A big percentage of IIT toppers are from small cities/ towns/ villages every year. Unfortunately, most of them had to move out from their native place, leaving their families behind, for getting training for competitive exams at the coaching hubs in other cities. They have to face lots of issues at these new places at a tender age which certainly affects their performance. On the other hand, these coaching hubs increase their shine claiming their results which rightly belongs to their native place. With the support and supervision of family and sound nurturing of their talent at hometown coaching, a much more resounding success can come to the amazing talent of small cities. Instead of that, what comes to these hubs of talent, is a drain of resources to other cities along with being a psychological drain on many families.
Due to mega advertising of fudged results and manipulated statistics, the established coaching hubs present an attractive picture of “All is well” to lure the talent of a large number of cities/ towns/ villages. In reality, the success ratio is as low as 2% in many of these institutes despite attracting the best students from across the country. Let’s take one famous coaching hub in Rajasthan for example, where close to 50, 000 students were being trained for JEE ‘2014 out of which less than 1, 000 students got through to IITs. That translates to a success ratio of approx. 2%. According to IIT Kanpur report on JEE-2012 (the last time IIT JEE (now JEE-Adv)) was held separately from AIEEE (now JEE (Main)), about 5 lacs applicants competed for 9600 seats in 16 IITs.
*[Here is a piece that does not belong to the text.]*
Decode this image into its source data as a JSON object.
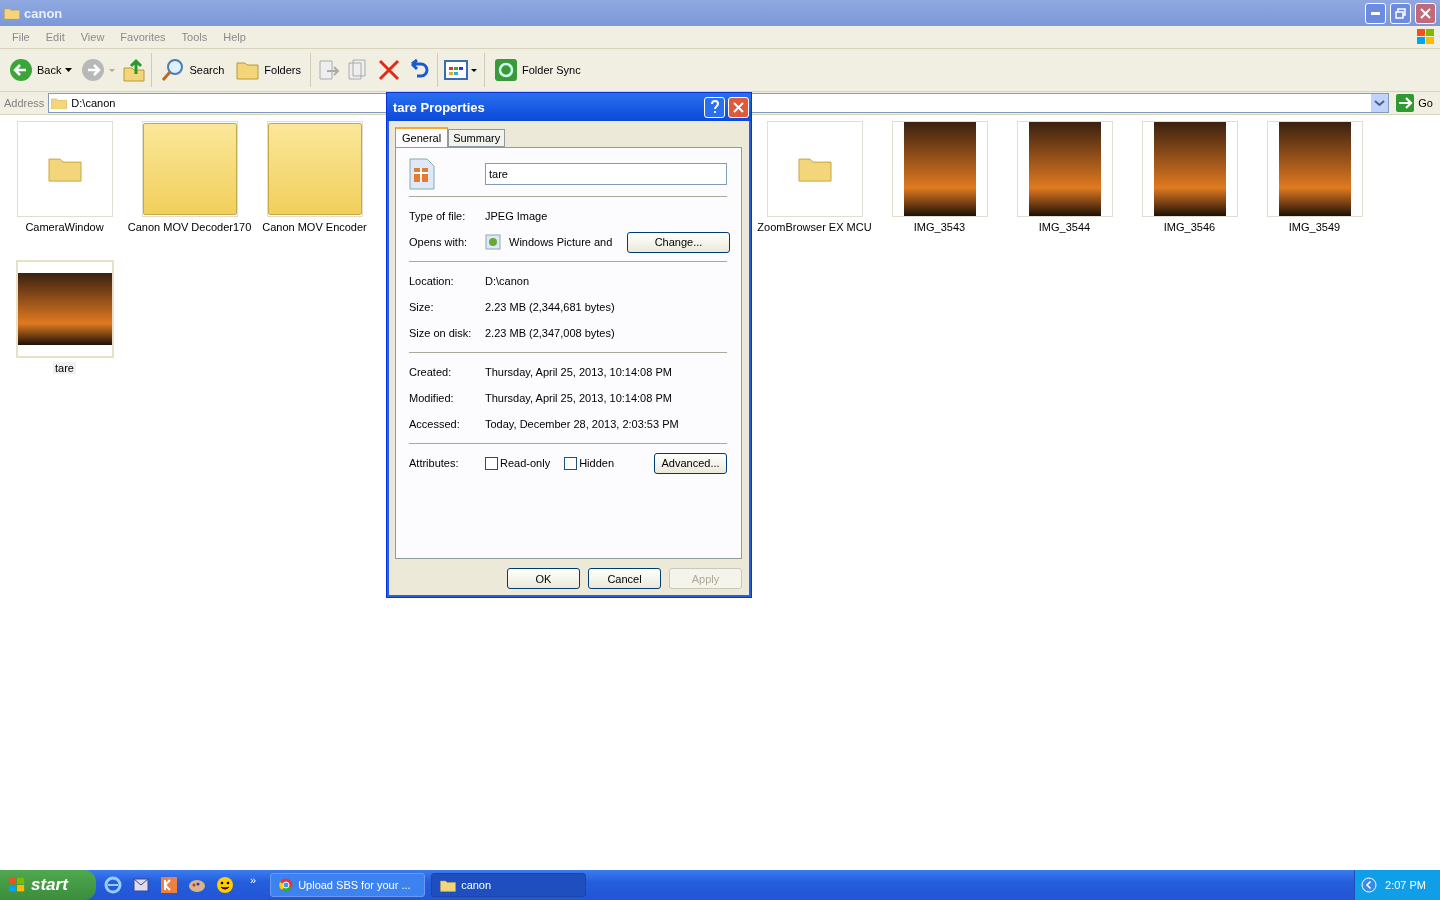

That translates to an intake ratio of approx. 2%. That means an applicant for JEE (Main & Adv), has 2% chance of success whereas the chances of a student spending two years in this place at a cost of close to Rs 4 lacs along with putting his board exam preparations at high risk, is just 2%.
It is a mission of Scholars Den to provide top quality education to the deserving students, right at their dwelling place so that the trap set by the highly ‘commercialised’ institutes proves ineffective. We have taken the vow to provide quality education to the small city and village students who deserve a seat at premier institutes of higher education in the country.